Selon la dernière étude du canadien Thomson Financial, les rapprochements entre sociétés sont partis pour atteindre des sommets. Le point sur ce phénomène mondial galopant avec Elie Cohen, chercheur au CNRS.
Le rythme des fusions/acquisitions est aujourd'hui quasi frénétique. Partout, dans tous les secteurs, que ce soit dans la pharmacie (Johnson&Johnson/Pfizer, Bayer/Schering), les télécoms (ATT/BellSouth, Alcatel/Lucent), les transports (Dubaï/P&O), les infrastructures (Abertis/Autostrade), la sidérurgie (Mittal/Arcelor), l'énergie (Gas Natural/Endesa) ou la banque (Natexis/Ixis). Selon le cabinet d'études Thomson Financial, le total des rapprochements atteignait ainsi 1.700 milliards de dollars pour le seul premier semestre 2006 ; soit une envolée de 35% par rapport à 2005. Et devrait culminer à près de 3.500 milliards à la fin de l'exercice. Ce qui représenterait plus d'1 fois et demi le PIB de la France. Rien que dans l'Hexagone, le cabinet canadien chiffre à 110 milliards la valeur des transactions bouclées ou annoncées. Le point en deux questions sur ce phénomène galopant avec Elie Cohen, chercheur au CNRS.
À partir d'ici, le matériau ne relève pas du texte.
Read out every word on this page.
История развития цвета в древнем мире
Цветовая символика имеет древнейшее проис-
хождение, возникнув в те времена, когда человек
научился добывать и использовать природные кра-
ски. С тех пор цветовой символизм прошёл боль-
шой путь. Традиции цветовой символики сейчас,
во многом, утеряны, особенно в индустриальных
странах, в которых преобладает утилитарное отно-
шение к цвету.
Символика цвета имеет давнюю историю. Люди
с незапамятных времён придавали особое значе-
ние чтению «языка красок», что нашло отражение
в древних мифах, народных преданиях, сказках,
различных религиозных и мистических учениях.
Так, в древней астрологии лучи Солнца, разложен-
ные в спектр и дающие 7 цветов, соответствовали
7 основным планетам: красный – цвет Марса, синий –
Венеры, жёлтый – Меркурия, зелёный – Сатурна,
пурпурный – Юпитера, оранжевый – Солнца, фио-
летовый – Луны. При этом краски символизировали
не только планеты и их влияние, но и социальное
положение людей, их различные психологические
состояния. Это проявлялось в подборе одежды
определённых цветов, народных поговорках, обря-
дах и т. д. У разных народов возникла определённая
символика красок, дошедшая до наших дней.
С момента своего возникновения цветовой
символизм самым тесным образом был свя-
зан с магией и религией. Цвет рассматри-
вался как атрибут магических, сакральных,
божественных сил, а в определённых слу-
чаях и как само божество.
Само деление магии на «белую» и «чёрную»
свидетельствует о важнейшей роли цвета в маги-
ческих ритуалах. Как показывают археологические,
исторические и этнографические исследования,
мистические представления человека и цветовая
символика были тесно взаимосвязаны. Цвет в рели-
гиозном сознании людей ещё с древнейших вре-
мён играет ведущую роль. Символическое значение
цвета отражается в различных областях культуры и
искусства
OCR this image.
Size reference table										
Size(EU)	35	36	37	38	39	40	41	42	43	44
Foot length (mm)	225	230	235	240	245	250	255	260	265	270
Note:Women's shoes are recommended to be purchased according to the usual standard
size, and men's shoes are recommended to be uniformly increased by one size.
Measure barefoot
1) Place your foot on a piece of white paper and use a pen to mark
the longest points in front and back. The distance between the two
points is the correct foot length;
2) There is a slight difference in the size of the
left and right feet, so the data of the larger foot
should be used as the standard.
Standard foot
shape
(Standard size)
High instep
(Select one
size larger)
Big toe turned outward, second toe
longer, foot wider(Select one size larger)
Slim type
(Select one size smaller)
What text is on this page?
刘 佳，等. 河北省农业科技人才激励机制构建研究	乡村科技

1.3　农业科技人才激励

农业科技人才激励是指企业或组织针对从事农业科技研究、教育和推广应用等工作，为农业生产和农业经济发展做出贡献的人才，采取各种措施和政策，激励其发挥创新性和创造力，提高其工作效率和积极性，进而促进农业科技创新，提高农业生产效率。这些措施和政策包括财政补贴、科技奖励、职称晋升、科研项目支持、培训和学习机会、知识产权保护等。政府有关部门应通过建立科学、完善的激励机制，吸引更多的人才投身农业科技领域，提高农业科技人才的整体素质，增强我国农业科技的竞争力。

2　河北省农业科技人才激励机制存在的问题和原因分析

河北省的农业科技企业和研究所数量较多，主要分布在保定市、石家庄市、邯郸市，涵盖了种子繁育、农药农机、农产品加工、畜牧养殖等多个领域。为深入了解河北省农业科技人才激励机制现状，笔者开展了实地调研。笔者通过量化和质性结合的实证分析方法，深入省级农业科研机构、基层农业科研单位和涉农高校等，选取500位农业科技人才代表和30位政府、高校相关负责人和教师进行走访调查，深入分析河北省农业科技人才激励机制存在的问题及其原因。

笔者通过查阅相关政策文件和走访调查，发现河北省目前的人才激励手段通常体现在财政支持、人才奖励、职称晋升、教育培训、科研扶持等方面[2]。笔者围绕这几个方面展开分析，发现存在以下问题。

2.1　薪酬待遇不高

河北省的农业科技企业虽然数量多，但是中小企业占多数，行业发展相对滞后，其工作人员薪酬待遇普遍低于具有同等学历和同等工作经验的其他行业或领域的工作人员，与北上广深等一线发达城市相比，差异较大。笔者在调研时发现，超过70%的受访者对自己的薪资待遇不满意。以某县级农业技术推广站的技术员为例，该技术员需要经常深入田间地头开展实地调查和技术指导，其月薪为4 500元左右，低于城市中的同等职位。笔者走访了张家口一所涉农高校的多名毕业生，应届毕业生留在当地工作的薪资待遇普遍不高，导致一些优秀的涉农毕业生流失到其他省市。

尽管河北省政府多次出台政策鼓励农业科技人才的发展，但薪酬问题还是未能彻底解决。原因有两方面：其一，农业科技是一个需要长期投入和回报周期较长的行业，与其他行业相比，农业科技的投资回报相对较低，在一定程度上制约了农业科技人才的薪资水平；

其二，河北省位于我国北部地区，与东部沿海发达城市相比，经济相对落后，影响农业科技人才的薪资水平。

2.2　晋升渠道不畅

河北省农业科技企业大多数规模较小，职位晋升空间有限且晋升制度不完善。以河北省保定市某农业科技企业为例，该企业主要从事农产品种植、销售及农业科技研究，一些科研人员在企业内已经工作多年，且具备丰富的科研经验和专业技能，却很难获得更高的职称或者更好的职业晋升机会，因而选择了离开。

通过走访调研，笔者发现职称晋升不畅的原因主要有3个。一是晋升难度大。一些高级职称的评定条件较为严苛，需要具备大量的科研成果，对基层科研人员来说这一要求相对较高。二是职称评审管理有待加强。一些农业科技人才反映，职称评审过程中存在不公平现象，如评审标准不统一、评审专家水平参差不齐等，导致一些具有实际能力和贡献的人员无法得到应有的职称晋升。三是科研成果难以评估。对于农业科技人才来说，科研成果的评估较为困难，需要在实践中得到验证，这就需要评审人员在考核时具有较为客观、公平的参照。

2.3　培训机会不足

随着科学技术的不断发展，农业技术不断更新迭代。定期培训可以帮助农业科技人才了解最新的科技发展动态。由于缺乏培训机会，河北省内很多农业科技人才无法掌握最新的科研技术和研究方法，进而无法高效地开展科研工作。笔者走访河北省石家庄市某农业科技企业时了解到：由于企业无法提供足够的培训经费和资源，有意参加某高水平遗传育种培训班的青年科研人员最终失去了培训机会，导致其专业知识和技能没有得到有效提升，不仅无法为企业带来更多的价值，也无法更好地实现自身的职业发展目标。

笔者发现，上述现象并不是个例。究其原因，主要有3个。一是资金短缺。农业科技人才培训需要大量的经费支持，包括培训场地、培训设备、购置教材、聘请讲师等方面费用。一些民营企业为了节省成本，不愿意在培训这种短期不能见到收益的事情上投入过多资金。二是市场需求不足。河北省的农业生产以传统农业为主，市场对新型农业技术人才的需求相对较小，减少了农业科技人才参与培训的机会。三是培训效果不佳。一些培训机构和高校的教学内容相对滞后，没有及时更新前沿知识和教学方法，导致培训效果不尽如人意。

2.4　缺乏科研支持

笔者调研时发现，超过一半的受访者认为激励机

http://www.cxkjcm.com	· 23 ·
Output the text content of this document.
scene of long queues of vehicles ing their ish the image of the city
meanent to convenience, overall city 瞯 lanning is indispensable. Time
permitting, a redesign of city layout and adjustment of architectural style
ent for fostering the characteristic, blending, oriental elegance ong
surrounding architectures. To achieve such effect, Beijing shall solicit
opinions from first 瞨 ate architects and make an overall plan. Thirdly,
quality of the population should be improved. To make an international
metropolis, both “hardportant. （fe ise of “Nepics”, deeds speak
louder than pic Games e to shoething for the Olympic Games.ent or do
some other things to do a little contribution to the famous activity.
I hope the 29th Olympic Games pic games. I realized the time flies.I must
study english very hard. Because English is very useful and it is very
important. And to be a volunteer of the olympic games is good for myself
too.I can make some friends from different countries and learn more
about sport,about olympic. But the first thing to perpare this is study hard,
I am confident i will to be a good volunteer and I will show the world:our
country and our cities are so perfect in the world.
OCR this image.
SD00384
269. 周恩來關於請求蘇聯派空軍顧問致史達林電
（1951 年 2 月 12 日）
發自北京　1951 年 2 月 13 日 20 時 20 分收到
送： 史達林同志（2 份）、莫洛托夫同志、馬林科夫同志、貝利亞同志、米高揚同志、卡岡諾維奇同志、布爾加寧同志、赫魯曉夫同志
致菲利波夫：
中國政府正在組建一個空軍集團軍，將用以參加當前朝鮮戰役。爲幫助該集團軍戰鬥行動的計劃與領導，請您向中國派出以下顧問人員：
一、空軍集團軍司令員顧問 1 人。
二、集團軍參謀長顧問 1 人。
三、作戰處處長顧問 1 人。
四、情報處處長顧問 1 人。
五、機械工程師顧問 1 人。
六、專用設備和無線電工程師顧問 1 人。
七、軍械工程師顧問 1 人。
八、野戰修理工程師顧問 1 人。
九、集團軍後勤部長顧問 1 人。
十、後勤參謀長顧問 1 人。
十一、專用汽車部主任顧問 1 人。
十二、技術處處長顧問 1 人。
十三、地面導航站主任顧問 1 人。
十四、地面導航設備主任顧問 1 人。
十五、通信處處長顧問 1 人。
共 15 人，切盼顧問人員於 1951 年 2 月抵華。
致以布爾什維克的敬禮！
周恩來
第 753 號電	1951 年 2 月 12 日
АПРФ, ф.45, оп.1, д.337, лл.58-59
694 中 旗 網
Les fusions/acquisitions sont de plus en plus risquées et pourtant le mouvement mondial n'a jamais été aussi conséquent. Paradoxe ?
Le monde regorge de liquidités accumulées depuis près de trois ans maintenant, mais dans le même temps, les possibilités d'investissement – notamment dans l'énergie – demeurent relativement limitées. La Chine, par exemple, le pays pourtant le plus dynamique du moment, reste encore trop fermé aux capitaux occidentaux. De sorte que pour les multinationales et les hedge-funds, il est toujours plus rentable de s'attaquer à l'existant, et de tenter ainsi des opérations de croissance externe. Quitte à encourir un risque d'échec élevé. En somme, l'excès de capitaux abaisse mécaniquement le seuil d'aversion au risque.
Les rapprochements paraissent plus complexes, plus lents. Doit-on en déduire une multiplication des obstacles ?
Aujourd'hui, il ne faut pas se leurrer. Hormis quelques prurits de « patriotisme économique » ici où là, on se rend compte que les Etats ne pèsent plus ou si peu. Il n'est que de voir le lamentable spectacle de l'affaire Mittal/Arcelor, où l'on a vu les autorités se ridiculiser pendant des mois, pour s'en persuader. Le vrai souci est cependant ailleurs : les antitrusts, ceux que l'on nomme les régulateurs du marché, fonctionnent globalement mal. Dans l'Union européenne, par exemple, on a ainsi tendance à bloquer au nom d'atteintes supposées à la concurrence mais sans vision européenne. Aux Etats-Unis, en revanche, on laisse faire et on regarde ensuite, au risque de devoir démanteler (ATT) ou infliger des amendes drastiques.